50 comments sorted by best / new / date

    jrandmb wrote: Henkdemachtige wrote: zzzzz wrote: that's why i'm straight edge. how in the world is that fun? By not overusing/overdoing it. What's fun about messing up your body?
    Everything. And who want's to live until they're 95, having someone else change their diapers?
    jrandmb wrote: What's fun about messing up your body?
    Whats more fun, doing a little damage to it and having a great time, or sitting around preserving it so you get to spend a couple extra days as a 95 year old? If you measure the quality of your life by how long you've lived and not by how good your experiences are, you've had a sad life.
    Icarus Lives
    It'd be great if he did her. She seems like a very interesting very sexy little thing but i think its too extreme to happen in this story at this point in the story line.
    I have to say that this was my favorite installment just to read. It wouldn't matter what you were writing about, but as long as you wrote it like you did this one, I would read the hell out of it.
    straight edge is a bit too far for me, but hey at least you have principles. I do no drugs, and only drink to moderation really. I've been sick once and didn't like it, funnily enough, but i can have plenty of fun without drink, it just helps things along a little sometimes.
    an Alberta winter will send anyone home
    Indeed. We're getting an impressive blizzard in Calgary right now. People are stuck at the university 'cause the roads are impassible
    splendifforous. and mixing these two is just always bad news bears for the gregmeister.
    You're getting good, Nolan Whyte. Maybe after a few more of these extended stories you could move on to do a novel.
    Nolan Whyte wrote: Right. Metallica=Seek and Destroy. Stooges+Search and Destroy. Nolan=Pwned.
    Well the story is from Eric's point of view, not yours I thought it was intentional with that said, I LOVE this chapter it's so vivid and I bet anyone who has ever been in this position can really relate
    These chapters seem to have gotten so much shorter since their semester let out. Either That or I want more and more every friday.
    BrianApocalypse wrote: I hope Eric nails her!
    Icarus Lives wrote: It'd be great if he did her.

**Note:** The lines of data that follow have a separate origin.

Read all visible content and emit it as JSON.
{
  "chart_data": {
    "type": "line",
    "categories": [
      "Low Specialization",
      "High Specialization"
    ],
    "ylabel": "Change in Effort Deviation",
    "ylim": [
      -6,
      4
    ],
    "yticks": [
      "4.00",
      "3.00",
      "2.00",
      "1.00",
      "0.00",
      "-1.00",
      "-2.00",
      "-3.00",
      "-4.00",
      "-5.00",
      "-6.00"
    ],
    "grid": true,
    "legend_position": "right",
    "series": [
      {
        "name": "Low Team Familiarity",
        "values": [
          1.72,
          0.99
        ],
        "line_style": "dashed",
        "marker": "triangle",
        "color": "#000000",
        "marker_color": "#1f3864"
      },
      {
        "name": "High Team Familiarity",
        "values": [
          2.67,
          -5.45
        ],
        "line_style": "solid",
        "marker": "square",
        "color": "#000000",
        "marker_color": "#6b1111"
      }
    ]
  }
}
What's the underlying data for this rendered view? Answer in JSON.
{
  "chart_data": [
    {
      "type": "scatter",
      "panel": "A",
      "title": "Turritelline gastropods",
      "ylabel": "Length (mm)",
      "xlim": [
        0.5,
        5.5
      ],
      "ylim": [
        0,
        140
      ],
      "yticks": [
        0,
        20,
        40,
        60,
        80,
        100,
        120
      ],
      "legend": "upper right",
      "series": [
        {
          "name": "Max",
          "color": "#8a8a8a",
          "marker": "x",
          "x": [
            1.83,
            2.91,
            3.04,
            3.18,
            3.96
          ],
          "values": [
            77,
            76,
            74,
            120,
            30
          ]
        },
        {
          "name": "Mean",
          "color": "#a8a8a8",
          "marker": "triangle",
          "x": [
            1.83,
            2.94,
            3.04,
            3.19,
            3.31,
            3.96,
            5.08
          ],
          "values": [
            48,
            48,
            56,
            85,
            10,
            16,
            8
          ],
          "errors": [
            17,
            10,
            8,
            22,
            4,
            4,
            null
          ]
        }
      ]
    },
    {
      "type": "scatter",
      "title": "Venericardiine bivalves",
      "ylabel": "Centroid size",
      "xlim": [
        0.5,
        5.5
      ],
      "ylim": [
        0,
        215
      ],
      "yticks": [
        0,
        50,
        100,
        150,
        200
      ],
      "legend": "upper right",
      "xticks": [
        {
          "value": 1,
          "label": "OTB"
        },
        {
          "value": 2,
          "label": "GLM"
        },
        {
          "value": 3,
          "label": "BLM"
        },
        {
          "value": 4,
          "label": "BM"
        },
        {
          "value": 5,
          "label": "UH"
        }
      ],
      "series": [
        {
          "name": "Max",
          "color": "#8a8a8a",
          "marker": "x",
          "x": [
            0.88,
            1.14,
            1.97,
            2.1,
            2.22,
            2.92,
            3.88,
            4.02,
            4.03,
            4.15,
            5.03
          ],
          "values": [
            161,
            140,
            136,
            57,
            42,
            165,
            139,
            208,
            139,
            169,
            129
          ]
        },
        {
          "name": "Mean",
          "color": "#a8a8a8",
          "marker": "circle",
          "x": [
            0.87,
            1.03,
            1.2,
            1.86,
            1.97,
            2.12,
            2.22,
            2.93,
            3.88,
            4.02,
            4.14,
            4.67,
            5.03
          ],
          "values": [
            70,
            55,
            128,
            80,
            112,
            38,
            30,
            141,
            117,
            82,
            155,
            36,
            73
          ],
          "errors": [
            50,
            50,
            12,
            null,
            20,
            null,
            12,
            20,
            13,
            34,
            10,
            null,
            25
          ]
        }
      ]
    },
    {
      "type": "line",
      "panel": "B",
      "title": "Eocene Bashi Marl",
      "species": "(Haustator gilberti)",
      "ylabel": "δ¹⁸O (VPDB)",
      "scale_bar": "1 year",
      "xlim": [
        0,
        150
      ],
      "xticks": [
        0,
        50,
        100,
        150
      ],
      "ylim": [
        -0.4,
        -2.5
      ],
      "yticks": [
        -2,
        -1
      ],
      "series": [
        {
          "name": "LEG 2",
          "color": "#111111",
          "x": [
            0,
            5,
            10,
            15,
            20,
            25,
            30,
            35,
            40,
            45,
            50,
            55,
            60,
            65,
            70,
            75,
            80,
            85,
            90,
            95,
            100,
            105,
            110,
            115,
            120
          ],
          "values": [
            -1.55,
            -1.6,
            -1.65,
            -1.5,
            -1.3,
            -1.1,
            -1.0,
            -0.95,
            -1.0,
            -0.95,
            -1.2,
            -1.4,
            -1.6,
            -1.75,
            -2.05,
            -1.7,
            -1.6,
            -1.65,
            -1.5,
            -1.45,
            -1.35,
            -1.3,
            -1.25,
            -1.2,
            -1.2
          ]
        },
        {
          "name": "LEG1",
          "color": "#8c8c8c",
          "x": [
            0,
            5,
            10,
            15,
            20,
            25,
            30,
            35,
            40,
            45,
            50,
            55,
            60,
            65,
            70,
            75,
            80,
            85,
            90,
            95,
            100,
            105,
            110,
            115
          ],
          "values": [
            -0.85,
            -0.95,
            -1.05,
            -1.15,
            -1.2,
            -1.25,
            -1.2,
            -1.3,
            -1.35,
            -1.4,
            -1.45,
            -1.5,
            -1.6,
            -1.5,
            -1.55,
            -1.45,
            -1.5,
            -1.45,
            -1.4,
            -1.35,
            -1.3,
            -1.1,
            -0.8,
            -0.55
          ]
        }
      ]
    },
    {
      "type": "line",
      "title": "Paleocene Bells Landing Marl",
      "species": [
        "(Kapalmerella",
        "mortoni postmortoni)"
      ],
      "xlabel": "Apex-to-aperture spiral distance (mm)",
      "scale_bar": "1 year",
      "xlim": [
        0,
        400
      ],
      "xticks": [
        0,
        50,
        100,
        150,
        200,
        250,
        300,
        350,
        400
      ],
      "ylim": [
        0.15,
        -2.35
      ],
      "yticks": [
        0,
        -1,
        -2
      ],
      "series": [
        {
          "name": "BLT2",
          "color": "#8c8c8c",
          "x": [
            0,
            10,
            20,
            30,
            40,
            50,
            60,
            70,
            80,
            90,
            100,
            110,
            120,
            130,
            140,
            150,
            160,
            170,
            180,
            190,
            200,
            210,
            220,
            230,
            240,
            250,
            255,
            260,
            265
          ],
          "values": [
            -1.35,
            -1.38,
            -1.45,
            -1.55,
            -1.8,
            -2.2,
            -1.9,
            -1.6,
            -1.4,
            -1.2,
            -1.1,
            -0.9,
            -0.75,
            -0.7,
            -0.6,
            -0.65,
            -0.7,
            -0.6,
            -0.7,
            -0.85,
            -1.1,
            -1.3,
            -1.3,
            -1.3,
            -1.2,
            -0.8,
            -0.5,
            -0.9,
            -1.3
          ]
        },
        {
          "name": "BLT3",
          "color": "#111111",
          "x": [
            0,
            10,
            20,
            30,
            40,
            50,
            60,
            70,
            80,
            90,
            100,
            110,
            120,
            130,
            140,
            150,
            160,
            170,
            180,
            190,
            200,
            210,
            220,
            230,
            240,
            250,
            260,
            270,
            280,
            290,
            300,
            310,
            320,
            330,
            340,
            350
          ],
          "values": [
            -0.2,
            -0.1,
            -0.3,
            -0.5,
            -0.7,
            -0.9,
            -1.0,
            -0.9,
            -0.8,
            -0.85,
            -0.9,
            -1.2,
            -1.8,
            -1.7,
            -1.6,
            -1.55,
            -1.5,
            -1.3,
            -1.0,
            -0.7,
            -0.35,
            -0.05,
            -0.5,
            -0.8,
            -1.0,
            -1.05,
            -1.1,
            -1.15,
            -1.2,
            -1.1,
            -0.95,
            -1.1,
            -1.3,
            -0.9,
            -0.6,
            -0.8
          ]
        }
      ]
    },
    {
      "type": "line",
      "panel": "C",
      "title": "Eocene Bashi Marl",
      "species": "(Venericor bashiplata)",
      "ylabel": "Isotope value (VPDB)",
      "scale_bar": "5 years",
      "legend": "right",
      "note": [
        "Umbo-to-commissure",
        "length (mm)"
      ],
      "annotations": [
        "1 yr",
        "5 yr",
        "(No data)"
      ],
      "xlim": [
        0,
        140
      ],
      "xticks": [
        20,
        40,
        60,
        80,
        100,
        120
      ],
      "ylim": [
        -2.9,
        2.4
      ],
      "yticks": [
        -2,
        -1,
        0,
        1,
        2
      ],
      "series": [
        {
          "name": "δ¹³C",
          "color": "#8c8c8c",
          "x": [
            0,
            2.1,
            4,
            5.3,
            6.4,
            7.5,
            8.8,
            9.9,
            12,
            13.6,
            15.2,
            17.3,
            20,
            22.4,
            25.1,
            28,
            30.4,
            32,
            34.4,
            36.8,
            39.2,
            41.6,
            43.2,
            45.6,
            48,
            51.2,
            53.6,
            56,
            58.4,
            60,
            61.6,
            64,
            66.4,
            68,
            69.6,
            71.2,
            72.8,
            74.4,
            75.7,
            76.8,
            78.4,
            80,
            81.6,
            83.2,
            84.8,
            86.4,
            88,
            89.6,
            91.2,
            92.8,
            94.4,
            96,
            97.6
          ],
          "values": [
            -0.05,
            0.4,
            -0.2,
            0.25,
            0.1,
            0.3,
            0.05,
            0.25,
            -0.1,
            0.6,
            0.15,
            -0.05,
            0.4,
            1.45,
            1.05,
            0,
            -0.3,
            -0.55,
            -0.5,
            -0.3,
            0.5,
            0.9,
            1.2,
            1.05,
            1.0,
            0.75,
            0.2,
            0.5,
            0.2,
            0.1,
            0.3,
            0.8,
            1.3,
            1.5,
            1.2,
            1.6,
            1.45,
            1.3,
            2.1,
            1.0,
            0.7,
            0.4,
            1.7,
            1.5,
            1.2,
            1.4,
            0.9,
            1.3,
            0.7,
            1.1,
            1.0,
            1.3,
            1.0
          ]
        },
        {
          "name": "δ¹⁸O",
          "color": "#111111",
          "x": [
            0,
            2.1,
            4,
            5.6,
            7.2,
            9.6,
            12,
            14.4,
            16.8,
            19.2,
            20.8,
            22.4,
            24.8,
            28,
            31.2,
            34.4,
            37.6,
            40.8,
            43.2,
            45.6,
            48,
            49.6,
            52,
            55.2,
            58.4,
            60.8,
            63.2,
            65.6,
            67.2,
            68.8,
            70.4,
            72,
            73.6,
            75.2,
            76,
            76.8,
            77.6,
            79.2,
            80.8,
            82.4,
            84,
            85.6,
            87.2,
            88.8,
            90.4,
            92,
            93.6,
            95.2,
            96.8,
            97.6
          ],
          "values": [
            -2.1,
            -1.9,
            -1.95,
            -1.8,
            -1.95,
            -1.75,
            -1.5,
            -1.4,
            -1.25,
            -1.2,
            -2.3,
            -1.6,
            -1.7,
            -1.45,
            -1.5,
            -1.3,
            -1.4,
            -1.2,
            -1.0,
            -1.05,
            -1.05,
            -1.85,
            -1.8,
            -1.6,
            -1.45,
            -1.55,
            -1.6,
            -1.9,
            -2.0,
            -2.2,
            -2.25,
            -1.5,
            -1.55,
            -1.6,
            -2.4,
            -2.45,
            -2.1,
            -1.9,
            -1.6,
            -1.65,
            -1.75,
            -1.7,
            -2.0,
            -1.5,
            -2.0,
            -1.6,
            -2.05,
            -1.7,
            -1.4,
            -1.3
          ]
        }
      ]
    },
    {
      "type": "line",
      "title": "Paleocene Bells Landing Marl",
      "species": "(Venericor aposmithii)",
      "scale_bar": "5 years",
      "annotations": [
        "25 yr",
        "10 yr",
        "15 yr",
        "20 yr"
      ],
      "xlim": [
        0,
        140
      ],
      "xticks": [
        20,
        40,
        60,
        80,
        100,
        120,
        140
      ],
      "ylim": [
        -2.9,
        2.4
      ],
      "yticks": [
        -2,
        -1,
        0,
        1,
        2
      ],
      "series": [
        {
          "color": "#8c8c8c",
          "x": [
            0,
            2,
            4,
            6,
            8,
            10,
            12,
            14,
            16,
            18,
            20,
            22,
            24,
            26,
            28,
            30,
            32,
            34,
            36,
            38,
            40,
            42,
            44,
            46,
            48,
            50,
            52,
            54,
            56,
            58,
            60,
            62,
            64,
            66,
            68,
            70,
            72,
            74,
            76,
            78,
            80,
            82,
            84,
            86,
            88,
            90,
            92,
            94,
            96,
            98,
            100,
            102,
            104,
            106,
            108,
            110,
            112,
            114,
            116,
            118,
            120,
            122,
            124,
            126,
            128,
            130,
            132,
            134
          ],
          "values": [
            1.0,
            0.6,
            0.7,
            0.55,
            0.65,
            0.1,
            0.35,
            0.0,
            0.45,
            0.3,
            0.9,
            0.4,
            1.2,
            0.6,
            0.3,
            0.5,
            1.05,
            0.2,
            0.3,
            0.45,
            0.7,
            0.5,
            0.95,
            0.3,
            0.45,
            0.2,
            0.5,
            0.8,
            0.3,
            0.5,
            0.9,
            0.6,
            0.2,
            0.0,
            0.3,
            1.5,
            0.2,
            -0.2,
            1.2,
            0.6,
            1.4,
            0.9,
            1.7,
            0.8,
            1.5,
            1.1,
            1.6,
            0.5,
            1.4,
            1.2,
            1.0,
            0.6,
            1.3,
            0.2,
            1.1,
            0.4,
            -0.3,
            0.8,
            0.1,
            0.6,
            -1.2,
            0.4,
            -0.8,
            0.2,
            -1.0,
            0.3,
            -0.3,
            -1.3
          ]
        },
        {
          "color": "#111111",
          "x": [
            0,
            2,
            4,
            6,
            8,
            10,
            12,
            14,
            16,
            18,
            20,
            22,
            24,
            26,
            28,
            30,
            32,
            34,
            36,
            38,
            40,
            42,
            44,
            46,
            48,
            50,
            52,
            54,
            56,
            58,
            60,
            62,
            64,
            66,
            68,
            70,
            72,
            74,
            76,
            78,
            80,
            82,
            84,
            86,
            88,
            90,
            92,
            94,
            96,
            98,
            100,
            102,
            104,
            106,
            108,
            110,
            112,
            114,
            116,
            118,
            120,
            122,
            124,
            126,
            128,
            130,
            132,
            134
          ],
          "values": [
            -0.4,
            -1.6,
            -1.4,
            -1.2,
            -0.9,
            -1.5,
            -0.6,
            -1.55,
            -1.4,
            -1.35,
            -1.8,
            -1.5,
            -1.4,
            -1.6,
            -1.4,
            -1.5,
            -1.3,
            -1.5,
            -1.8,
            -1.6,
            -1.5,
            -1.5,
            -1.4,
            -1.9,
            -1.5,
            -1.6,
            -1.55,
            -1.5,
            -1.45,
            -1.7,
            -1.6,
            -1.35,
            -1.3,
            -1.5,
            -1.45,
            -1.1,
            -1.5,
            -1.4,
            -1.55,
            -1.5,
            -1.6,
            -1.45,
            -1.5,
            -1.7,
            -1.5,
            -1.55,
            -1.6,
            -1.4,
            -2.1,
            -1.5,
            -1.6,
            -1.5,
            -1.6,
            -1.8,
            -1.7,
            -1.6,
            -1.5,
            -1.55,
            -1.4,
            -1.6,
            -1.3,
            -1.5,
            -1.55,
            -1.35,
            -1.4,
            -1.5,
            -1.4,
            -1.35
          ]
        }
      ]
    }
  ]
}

She seems like a very interesting very sexy little thing...
    Gross x100; I'll never ever understand how someone older can find someone underage attractive.
    zzzzz wrote: that's why i'm straight edge. how in the world is that fun?
    I love the way you forshadow that something bad is gonna happen with Lise without giving too much detail!
    -madhater- wrote: scottydoode wrote: wouldn't it be funny if the voice was jasmine... DUM DUM DUM
    I didn't even think about that, that would be CRAZY. Great stuff Nolan!
    another great article. damn, these bitches better not be gettin pregnant. if this turns into juno im gonna flip my shit, nolan!!!
    Henkdemachtige wrote: zzzzz wrote: that's why i'm straight edge. how in the world is that fun? By not overusing/overdoing it.
    What's fun about messing up your body?
    whoa... that may not end well(as in dude, wheres my car?) anyway, great chapter!(now to wait another weeeeek!)
    Let me guess...He wakes up naked,alone...then a few seconds after, Lise walks in in nothing but a
    Ride The Lightning, Whiplash, Search and Destroy
    Seek and Destroy Nolan Great Chapter, I love this story.
    I'm guessing it was Smokey who told him where the bed is. As for getting it on with Lise, I doubt it. More likely he just sleeps and wakes up the next day with a killer hangover.
    blink_fan wrote: Ride The Lightning, Whiplash, Search and Destroy Seek and Destroy Nolan Great Chapter, I love this story.
    adds to the fact that he doesn't know metallica IMO.
    zzzzz wrote: that's why i'm straight edge. how in the world is that fun?
    By not overusing/overdoing it.
    Nolan Whyte wrote: Right. Metallica=Seek and Destroy. Stooges+Search and Destroy. Nolan=Pwned.
    Not at all. You were just telling what the guys at the party said. They were the ones who made the mistake.
    he doesnt know anything about metallica remember? of course he wouldnt remember the name of the song.
    Oh **** I will never mix again. I had a night just like that once. Just terrible. It's great keeping 'em separate though!